The Corcoran issued a layoff notice to all of its employees last month, but the Corcoran expects about a third of them will actually be laid off as of Aug. 16, which is the effective date affiliated with the notice.

The institution estimates that about a third of its employees have already gotten new jobs and about a third will be transferred to positions at the new partner organizations. The gallery’s curatorial department, for example, will transfer to the National Gallery of Art, while all full-time faculty will transfer to GWU. The majority of the layoffs will be part-time employees, according to a spokeswoman.

The Corcoran finalized its merger agreement in May, but the closing is contingent on a court proceeding known as a cy-prés process that grants court approval for a charitable group to change its mission “because the current means of implementing the mission have become impossible or impracticable.”

The agreement would transfer Corcoran’s historic Beaux Arts building at 17th Street and New York Avenue NW and its art and design college to GWU, with control of its art collection mostly going to the National Gallery of Art.

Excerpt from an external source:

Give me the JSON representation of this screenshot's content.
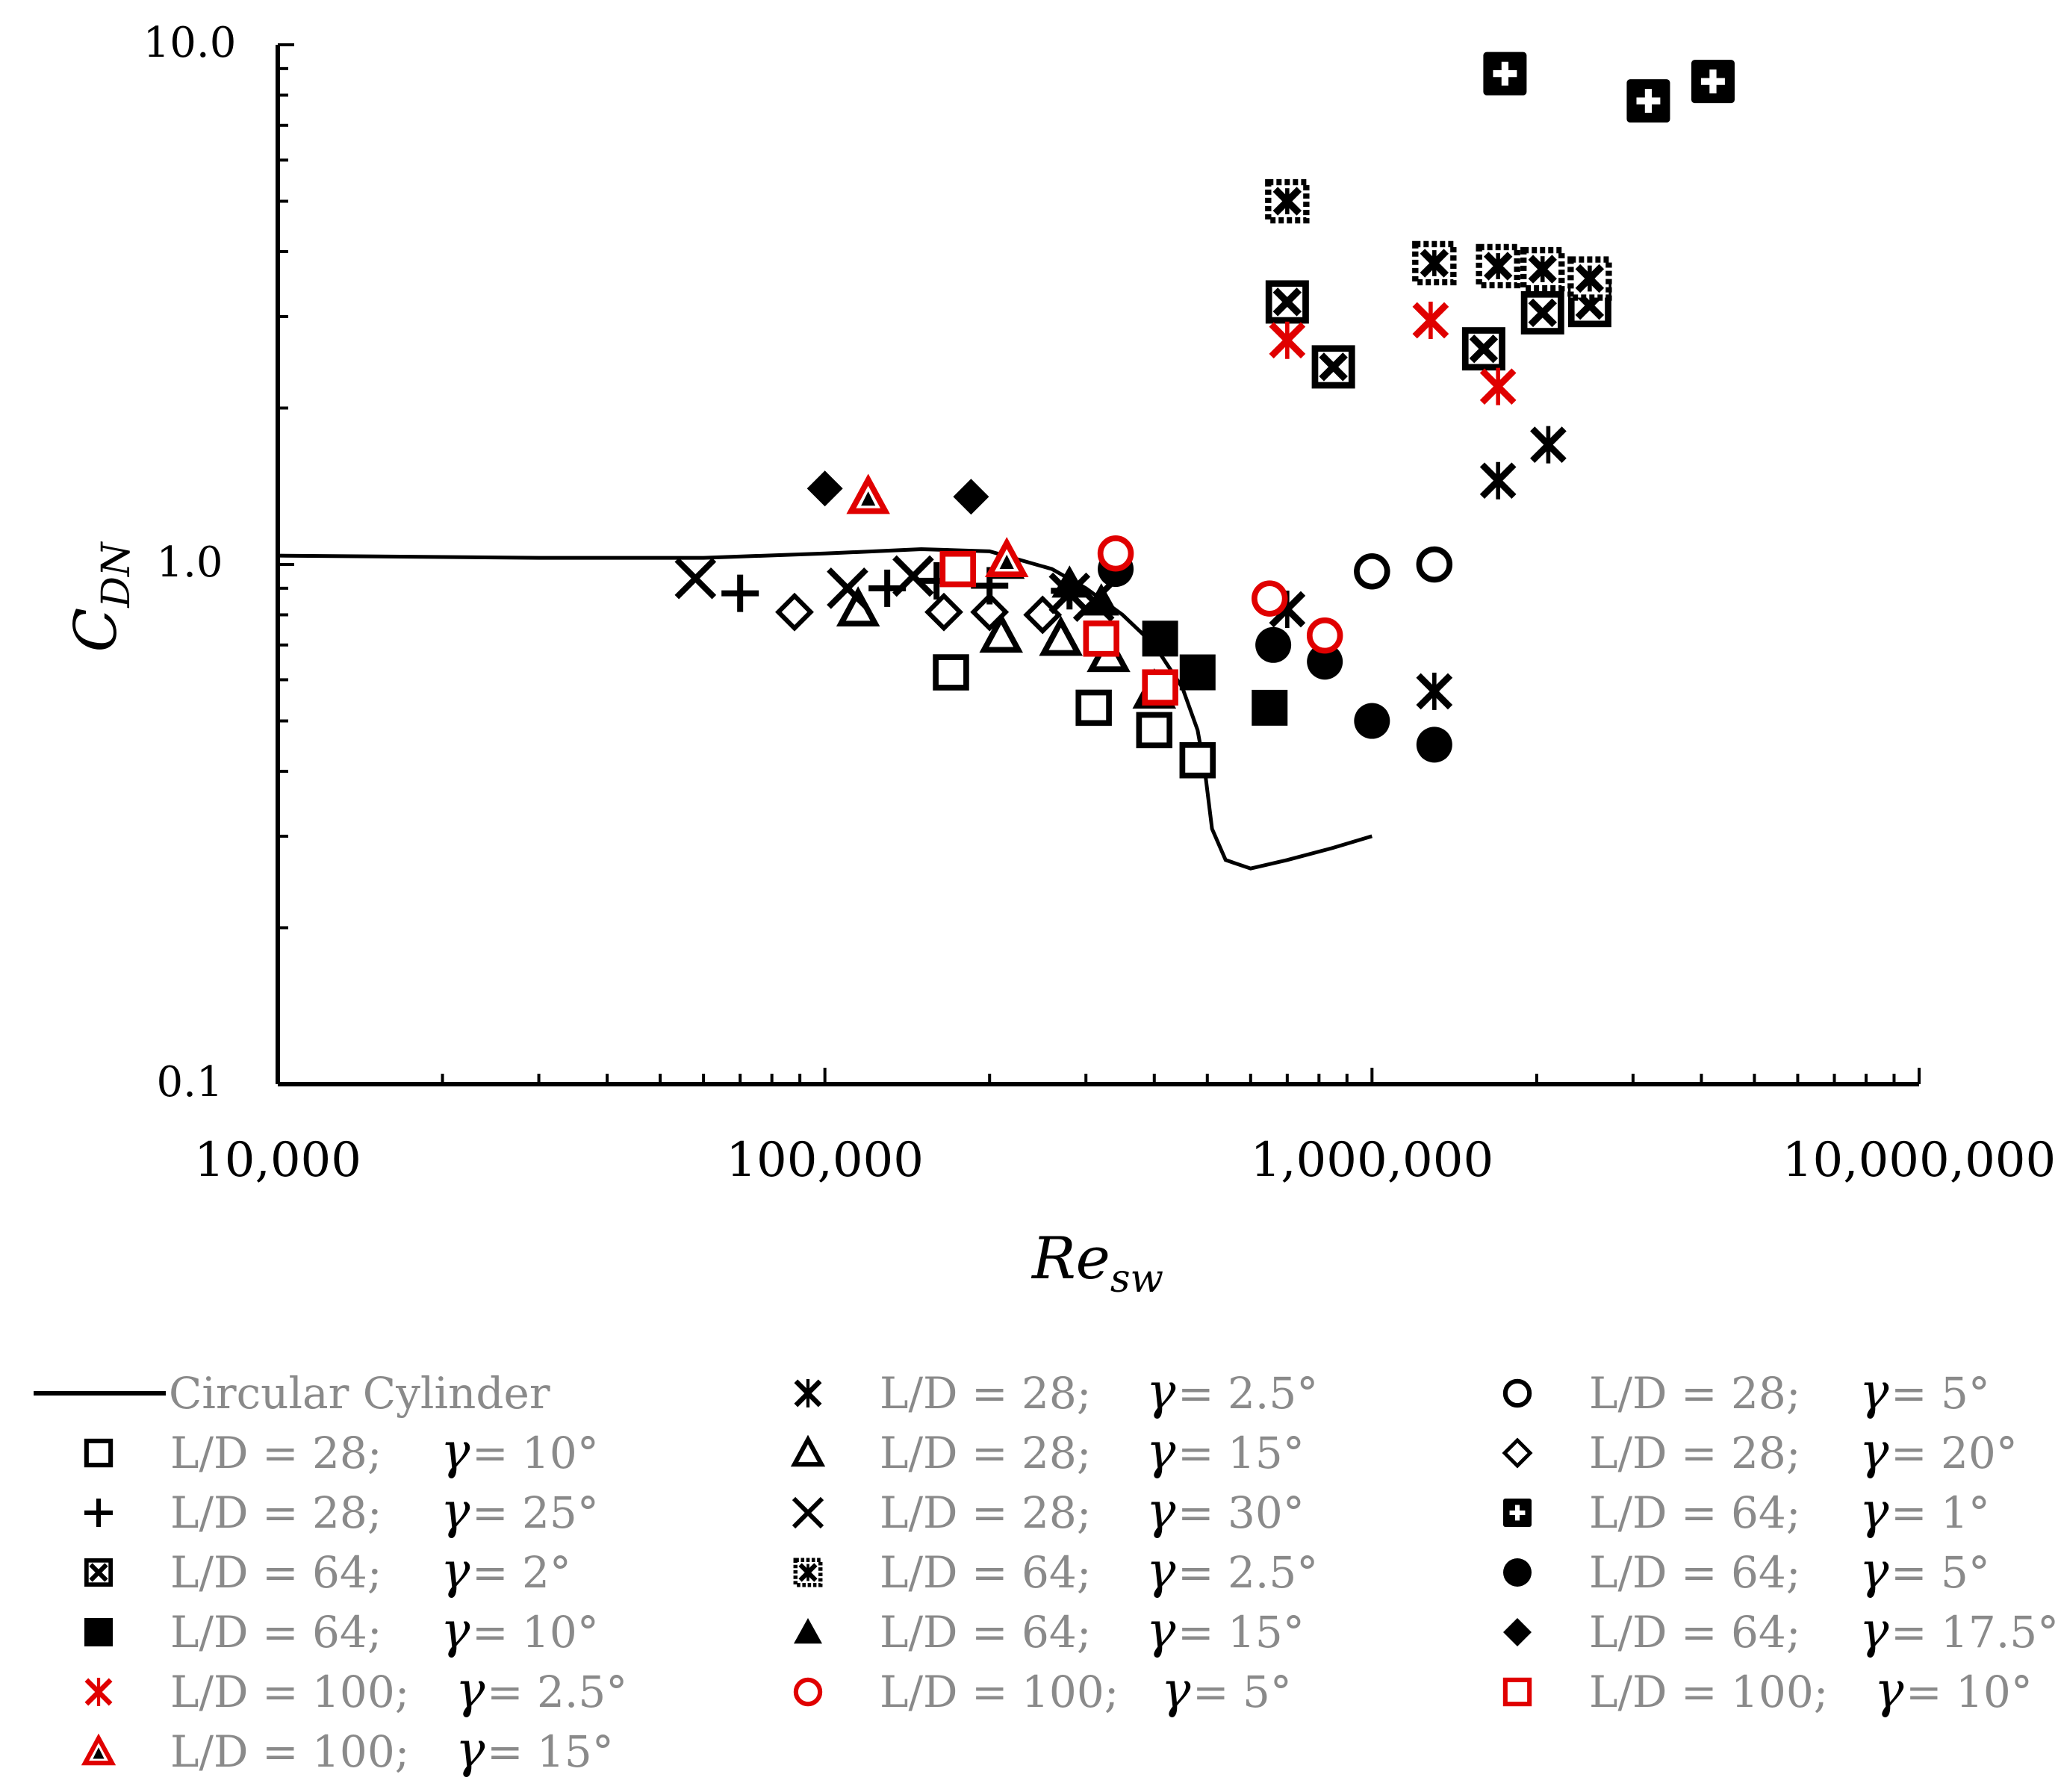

The organization is making an effort to keep as much of its artwork in the D.C. region as possible. In legal documents filed last month, the Corcoran and the National Gallery said the latter will choose what it wants to keep out of the collection it received. After that, the remaining works will be offered to D.C. museums and other public institutions. The next round will be offered to other institutions within a 50-mile radius, according to this Washington Post report.

Corcoran is hoping to wrap up the cy-prés court proceeding — allowing it to close on its deal with the merger partners — in time for the beginning of the next academic year.

Corcoran has been preparing for the transition with its partners in a preliminary way until there is a ruling on the petition, the Corcoran spokeswoman said.

Corcoran advocates are using that proceeding to fight the merger, however. Save the Corcoran filed a motion in D.C. Superior Court July 2 to stop the merger of the gallery and dissolution of the Corcoran institution as it exists today.

The organization is due in court Friday for a hearing on its cy-prés petition; a hearing on Save the Corcoran’s motion to intervene is scheduled for the same day. The Corcoran believes the court will rule promptly, according to Charles Patrizia, Corcoran’s attorney.